The scientists also discuss how new techniques in statistical analysis and mathematical modeling can be used to better understand changes in boreal bird populations. "We've learned a lot about sampling designs, data needs, and modeling in the years since programs like the BBS and MAPS were developed," says Saracco. "There is an opportunity to learn from these earlier efforts, as well as from these recent advances to do a better job moving forward."
Still more data are needed. "Better monitoring of boreal bird populations will require expanding and improving existing monitoring programs to fill data gaps as efficiently as possible," says Saracco. This includes expanding coverage of programs like MAPS, but also trying new monitoring techniques that may be well suited to more inaccessible areas of the boreal. "For instance, autonomous recording units– unmanned devices that record bird vocalizations– show great promise as an alternative to human surveyors in areas that are difficult to reach on foot or by road," says Michel.

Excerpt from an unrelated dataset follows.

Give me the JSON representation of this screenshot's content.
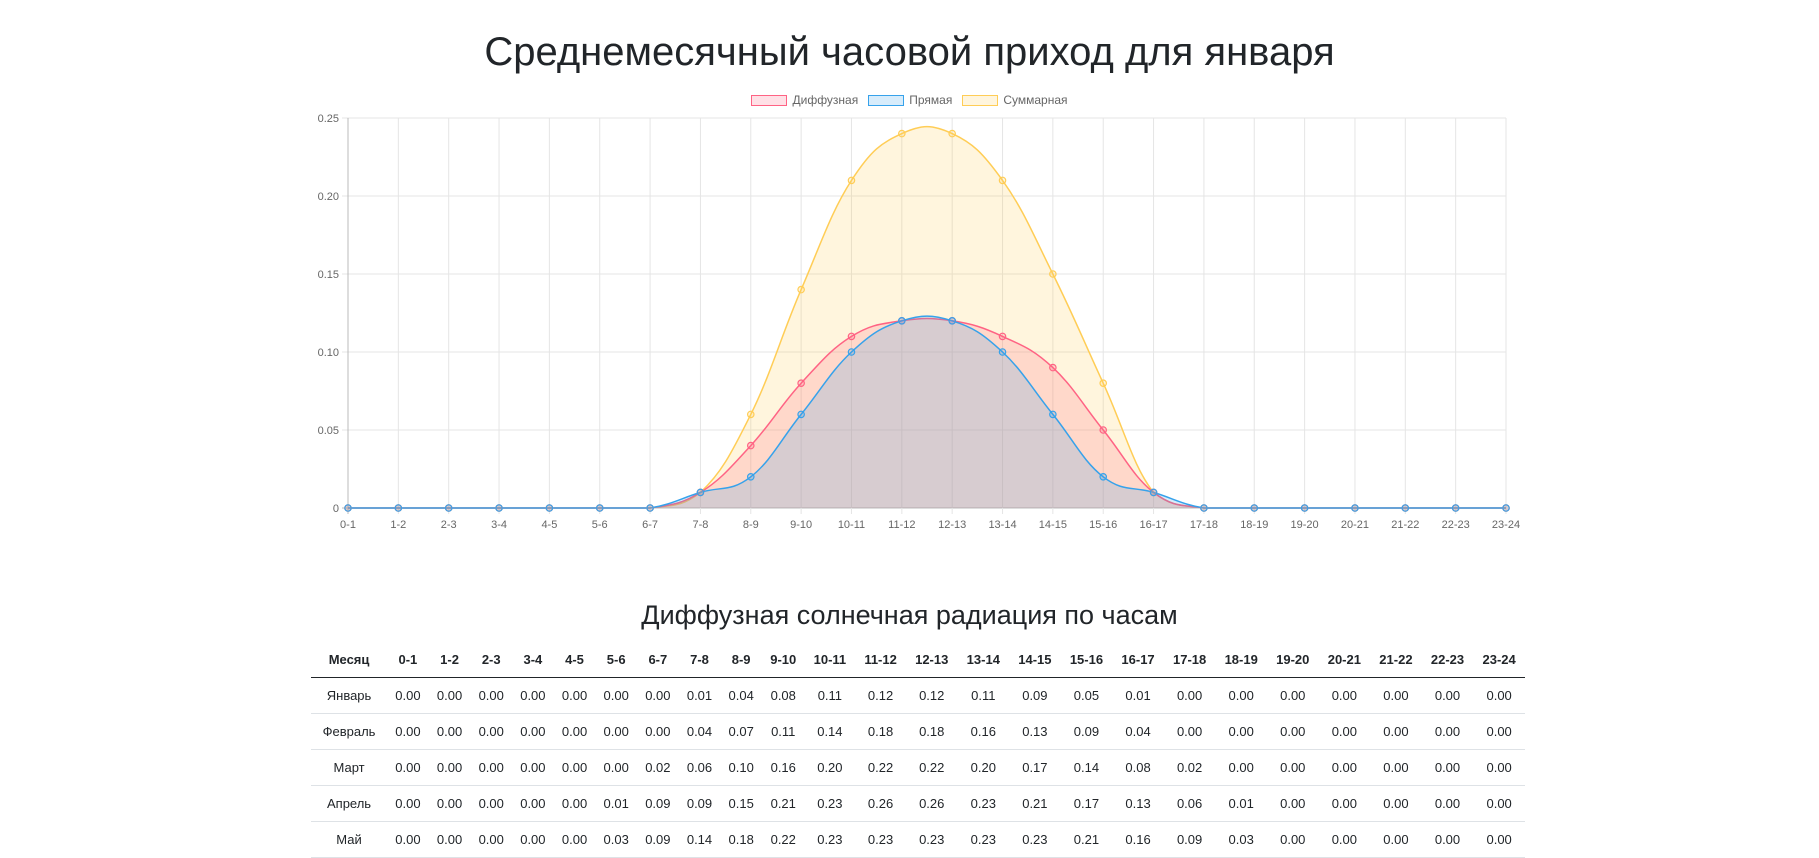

Finally, the scientists say collaboration will be critical to understanding boreal bird populations. The boreal forest extends across multiple management units, spanning two countries, and dozens of First Nations territories and Alaska Native Corporations. Likewise, multiple researchers from a variety of government agencies, universities, and non-governmental organizations are conducting ongoing bird monitoring efforts across the region. "Coordinating these efforts will be key," says Michel. "Collaborative planning and monitoring to enable integrated modeling is essential to meet the challenges of monitoring birds across this vast, remote region and inform effective conservation of boreal birds and their habitats despite their many threats," says Michel.
IBP will continue to be a part of the effort to monitor boreal birds through its coordination of the MAPS program, as well as its participation in the North American Bird Conservation Initiative. "North America's bird nursery" is critical for the survival of the so many of the Western Hemisphere's birds, and effective conservation of these species requires solutions grounded in sound science.